Bones waved her away weakly, but Hannah Abbott made a face at her and Bones collapsed to her arse on the floor, sagged against the wall and howled with laughter.
It was incredibly unsophisticated. Bones had evidently lost control to a point that she could not physically breathe; her face was rose pink with exertion and her hair was tearing free from its neat plait in clumps. Draco loathed the disgusting little part of himself that wanted to smile along with the laughter.
He walked forward with a scowl instead. Abbott saw him first, glancing across before the smile died on her face to be replaced with caution that was edged with hostility. As though sensing her friend's change of mood, Bones turned her head. Vestiges of laughter remained around the curl of her lips and the warmth of her eyes. When she saw Draco her smile grew, rather than disappearing.
She held her arms out and Draco wondered what she was doing until Hannah Abbott caught her by the wrists and hauled her up as though it was the most natural thing in the world to do.
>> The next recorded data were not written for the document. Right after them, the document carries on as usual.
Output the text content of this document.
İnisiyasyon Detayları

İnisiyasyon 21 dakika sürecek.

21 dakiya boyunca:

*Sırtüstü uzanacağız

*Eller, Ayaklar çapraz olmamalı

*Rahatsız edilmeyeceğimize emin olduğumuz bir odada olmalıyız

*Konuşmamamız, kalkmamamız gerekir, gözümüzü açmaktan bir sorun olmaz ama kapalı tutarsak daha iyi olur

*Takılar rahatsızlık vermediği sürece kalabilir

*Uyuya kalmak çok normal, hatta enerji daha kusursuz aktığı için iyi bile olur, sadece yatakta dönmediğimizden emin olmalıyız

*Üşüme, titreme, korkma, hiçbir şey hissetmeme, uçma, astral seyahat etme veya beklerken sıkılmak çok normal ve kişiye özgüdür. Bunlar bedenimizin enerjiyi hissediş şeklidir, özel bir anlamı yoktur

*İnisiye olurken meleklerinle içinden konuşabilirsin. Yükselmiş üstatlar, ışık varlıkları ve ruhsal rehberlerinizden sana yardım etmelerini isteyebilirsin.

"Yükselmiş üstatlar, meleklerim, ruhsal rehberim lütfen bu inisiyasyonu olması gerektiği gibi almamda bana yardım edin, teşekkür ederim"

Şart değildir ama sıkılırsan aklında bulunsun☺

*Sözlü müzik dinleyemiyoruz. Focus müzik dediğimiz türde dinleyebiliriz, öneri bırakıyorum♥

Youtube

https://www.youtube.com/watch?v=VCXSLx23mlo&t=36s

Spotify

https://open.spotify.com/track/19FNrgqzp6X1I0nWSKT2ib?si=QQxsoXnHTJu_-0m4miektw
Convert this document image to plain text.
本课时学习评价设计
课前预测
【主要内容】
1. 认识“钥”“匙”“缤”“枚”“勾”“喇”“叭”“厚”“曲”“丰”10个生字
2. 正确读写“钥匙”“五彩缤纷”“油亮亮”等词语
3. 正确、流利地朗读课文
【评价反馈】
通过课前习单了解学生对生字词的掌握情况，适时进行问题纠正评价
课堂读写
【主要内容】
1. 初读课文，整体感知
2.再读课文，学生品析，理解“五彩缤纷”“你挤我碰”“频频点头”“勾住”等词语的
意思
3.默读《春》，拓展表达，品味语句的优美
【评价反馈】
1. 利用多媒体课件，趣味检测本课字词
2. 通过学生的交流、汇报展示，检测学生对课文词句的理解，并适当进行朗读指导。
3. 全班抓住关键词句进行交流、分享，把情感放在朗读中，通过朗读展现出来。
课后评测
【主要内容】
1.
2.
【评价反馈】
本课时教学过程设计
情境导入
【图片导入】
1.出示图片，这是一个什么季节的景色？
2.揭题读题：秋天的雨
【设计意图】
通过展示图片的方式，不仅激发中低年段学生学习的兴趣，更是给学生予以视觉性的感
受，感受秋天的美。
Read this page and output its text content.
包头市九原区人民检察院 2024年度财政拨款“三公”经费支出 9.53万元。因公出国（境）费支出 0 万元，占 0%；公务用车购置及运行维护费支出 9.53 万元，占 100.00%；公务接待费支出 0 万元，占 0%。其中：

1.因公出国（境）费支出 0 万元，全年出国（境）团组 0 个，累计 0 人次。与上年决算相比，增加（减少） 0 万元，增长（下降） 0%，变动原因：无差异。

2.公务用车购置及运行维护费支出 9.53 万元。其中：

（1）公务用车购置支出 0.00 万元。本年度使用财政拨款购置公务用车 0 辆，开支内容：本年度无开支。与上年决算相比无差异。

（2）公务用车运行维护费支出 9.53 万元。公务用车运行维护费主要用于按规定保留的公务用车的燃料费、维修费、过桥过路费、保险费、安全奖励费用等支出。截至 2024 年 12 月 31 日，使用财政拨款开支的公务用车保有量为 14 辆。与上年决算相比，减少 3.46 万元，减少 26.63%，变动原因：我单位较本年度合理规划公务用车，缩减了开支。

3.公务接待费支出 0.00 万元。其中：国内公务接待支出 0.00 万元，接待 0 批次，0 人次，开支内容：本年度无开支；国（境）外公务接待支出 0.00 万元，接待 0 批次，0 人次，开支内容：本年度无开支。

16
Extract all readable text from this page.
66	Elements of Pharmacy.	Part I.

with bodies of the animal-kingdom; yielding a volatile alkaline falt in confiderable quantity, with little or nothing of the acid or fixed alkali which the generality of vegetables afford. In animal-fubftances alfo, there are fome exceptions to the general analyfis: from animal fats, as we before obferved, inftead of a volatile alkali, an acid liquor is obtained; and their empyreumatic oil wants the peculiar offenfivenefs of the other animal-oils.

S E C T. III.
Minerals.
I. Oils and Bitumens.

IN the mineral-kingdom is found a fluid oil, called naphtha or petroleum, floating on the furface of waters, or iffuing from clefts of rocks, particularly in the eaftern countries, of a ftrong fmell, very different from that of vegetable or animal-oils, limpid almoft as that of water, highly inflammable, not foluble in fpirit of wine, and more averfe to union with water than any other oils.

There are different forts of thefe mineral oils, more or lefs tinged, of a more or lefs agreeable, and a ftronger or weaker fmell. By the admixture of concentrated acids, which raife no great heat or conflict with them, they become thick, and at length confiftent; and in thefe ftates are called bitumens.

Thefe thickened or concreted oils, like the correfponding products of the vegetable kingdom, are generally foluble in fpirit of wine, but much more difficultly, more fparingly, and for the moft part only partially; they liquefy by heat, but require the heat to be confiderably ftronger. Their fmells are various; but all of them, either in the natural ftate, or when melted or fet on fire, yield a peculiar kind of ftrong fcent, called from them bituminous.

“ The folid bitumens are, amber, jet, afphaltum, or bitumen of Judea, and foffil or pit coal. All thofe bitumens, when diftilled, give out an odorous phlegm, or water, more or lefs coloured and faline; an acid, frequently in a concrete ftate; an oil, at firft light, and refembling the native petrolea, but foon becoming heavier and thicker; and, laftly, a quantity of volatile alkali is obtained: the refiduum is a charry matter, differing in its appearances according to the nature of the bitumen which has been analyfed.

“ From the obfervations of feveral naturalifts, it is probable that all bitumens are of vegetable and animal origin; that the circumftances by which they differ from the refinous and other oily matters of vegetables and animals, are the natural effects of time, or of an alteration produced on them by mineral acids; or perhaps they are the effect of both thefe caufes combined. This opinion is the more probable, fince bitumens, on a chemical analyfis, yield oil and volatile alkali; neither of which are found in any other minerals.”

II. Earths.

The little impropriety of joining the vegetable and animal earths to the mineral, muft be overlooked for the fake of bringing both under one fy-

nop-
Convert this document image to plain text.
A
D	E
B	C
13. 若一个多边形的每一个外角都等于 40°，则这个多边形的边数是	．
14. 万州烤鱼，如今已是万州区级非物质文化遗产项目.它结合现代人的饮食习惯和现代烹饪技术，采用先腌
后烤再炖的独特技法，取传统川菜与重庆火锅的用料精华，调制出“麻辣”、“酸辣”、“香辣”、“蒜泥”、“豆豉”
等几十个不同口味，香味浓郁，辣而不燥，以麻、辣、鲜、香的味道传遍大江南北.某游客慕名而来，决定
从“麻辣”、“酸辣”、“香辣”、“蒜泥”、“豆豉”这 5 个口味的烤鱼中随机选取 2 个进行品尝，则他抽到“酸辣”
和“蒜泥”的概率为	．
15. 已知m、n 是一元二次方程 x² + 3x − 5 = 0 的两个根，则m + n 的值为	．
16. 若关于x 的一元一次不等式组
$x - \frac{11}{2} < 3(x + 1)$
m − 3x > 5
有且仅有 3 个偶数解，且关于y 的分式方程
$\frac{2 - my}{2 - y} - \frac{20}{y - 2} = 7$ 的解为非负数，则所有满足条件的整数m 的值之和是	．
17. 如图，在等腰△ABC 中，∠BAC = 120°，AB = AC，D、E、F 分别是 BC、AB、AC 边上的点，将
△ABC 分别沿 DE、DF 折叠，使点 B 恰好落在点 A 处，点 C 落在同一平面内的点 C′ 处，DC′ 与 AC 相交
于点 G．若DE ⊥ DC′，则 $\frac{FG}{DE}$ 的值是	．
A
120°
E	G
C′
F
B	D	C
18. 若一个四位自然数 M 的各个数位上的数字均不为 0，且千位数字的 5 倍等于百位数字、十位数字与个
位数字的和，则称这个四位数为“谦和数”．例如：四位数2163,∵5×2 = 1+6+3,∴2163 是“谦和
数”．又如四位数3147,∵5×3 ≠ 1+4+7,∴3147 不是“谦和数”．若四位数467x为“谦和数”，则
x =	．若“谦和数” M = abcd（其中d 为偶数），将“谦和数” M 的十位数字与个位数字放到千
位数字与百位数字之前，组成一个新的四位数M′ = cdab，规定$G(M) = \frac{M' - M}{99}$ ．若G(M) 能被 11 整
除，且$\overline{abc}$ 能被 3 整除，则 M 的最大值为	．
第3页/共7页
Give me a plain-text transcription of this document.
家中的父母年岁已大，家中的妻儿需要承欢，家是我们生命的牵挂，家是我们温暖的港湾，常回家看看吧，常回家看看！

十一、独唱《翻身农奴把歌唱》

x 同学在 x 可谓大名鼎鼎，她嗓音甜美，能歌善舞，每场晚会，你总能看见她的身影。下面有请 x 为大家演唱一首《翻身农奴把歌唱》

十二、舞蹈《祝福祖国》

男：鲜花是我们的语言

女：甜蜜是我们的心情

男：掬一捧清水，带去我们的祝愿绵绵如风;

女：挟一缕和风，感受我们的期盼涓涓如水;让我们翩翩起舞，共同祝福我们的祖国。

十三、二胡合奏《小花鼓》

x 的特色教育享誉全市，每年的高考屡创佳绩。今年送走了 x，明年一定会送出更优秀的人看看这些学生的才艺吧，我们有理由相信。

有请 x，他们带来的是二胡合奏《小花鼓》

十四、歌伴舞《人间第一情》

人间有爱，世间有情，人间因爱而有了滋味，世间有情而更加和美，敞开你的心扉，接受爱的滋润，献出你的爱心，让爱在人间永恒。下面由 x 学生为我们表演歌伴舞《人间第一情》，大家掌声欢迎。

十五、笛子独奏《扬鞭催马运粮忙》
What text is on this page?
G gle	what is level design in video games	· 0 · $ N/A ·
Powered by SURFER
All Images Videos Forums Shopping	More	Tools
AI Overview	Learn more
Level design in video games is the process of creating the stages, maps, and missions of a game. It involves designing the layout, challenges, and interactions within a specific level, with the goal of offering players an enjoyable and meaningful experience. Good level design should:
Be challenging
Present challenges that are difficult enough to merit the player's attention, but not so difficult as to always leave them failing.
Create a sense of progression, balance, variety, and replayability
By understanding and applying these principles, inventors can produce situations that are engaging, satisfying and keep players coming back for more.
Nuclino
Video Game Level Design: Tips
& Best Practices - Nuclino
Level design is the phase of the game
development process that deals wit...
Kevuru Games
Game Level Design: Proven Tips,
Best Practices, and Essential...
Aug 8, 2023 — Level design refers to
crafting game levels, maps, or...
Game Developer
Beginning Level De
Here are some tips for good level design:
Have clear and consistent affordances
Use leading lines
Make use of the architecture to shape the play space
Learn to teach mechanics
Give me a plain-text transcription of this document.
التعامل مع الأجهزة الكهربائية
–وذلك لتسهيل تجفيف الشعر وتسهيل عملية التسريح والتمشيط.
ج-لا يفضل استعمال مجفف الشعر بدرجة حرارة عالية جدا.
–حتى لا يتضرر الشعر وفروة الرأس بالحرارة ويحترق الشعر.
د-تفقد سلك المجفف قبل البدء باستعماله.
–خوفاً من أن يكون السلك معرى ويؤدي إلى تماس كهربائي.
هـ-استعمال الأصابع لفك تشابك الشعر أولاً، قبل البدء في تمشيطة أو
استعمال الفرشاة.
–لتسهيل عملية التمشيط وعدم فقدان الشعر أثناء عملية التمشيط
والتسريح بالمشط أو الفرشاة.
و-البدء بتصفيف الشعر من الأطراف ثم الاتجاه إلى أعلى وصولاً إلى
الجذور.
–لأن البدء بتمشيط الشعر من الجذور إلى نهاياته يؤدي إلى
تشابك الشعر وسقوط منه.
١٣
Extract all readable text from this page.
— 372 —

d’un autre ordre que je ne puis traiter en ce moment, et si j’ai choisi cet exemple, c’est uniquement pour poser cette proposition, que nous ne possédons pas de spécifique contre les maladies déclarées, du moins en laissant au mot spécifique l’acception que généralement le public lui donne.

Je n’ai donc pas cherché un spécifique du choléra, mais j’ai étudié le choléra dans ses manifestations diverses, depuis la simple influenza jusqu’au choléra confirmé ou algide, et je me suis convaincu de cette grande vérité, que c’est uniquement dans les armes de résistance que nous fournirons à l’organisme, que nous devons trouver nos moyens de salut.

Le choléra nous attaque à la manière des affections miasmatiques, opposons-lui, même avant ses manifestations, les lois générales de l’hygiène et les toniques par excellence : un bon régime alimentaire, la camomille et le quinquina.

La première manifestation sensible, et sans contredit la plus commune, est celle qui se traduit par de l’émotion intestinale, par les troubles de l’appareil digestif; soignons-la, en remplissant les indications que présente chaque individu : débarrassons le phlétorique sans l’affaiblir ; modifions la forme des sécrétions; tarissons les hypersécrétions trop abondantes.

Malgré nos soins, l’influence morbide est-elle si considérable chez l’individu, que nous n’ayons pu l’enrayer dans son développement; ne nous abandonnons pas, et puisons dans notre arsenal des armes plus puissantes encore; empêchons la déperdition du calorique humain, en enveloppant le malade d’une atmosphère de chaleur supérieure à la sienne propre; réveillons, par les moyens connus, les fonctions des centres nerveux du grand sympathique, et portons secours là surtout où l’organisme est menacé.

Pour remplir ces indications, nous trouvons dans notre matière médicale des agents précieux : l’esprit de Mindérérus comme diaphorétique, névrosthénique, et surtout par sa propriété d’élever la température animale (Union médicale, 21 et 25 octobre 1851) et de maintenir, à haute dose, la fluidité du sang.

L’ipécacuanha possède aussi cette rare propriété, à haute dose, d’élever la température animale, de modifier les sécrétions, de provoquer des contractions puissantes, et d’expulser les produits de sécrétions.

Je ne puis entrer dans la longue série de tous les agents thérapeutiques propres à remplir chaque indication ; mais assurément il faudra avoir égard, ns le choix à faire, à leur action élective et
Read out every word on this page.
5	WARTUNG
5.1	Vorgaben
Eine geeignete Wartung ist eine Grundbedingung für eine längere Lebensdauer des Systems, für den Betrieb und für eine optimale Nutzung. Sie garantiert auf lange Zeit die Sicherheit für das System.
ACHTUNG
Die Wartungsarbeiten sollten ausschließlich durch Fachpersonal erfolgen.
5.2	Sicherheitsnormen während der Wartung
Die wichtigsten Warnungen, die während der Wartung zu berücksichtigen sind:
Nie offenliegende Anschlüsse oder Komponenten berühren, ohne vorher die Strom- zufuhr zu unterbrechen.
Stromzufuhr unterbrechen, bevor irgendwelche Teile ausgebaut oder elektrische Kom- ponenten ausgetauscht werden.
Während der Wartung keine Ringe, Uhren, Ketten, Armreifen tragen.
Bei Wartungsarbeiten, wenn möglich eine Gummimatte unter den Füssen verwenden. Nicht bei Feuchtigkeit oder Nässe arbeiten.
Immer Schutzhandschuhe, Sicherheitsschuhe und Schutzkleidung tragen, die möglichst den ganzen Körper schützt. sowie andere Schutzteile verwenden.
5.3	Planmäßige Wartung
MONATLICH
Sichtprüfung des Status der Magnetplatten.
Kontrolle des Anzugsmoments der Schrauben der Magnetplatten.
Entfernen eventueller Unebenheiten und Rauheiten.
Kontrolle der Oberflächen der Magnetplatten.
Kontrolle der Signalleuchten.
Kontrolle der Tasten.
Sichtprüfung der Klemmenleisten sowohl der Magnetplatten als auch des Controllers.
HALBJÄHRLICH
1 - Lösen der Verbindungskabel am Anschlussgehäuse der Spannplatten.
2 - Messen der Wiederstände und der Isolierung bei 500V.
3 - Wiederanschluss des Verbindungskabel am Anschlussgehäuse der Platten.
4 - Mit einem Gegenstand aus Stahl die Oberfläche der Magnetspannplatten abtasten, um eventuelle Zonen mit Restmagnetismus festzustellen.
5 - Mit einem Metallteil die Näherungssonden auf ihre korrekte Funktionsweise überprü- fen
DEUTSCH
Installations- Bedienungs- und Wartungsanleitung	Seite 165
"Hey," she said, pulling her wrists free from Abbott and dusting her butt off without any self-consciousness.
Abbott turned away and, a few moments later, the fruit painting behind them swung open. A little strange; Draco hadn't heard a password.
"Say goodbye," said Abbott. Her voice was the closest to dry that Draco had ever heard on a Hufflepuff.
Bones smiled at her friend but turned to Draco to say, "Goodbye."
"Actually," Draco drawled. "I need you to come with me."
Bones and Abbott glanced at each other. Abbott looked apprehensive, Bones looked intrigued. "Us?" she asked.
"Sweet Merlin, no. One Hufflepuff is bad enough. I doubt that I could stomach two." Draco narrowed his eyes at Bones, and added, "You."
That made Abbott frown. "Bones," she said, tone bordering on a question.
Draco had had people warn girls off him before, so he knew how this went. He leant against the corridor wall and fixed Abbott with his coldest stare. "Really, the other one's still there. It's almost as though she wants me to break out in hives," he said conversationally to Bones.
She laughed, as he had expected but Abbott turned on her heel and stormed into the Hufflepuff Common Room. Also expected. Draco fixed Bones with his brightest smile. "Follow me," he said sweetly.
Laughing again, Bones shook her head. "Hannah thought you were being serious," she said, taking a step backward, towards the Common Room door.
"And you know I wasn't," Draco lied. He smiled again. He wasn't used to using kindness to mask cruelty, but he'd seen Zabini do it often enough that it came easily now. "If you don't come with me," he said smoothly. "I will tell all of your friends about that disgusting little crush you have on Dumbledore."
She looked confused for a moment before understanding warmed her eyes. "Oh, I was hoping to keep that a secret," she said. From the way the corners of her mouth threatened to curl into a smile, Draco could tell that his ploy had worked. She thought they were sharing an inside joke, pulling out the failed blackmail ploy of last time, and it would make her bend to him. "Just," she said, eyes darkening a touch. "Let me make sure Hannah's okay." Her mouth curled again, softly. "Wait five minutes, I'll come back."
That was unacceptable; Draco scowled before he could help it. "You expect me to wait for a Hufflepuff? Where people might see me?"
Rather than having the desired effect of forcing her compliance, the comment made her laugh. "If you head back to the main hall, it won't look like you're waiting for anyone," she offered easily.
"If you come with me," said Draco, countering her offer. "I won't have to wait for anyone."
She snorted as though he was joking; which he most fervently was not, and spun on her heel, striding into the Hufflepuff Common Room without a backward glance.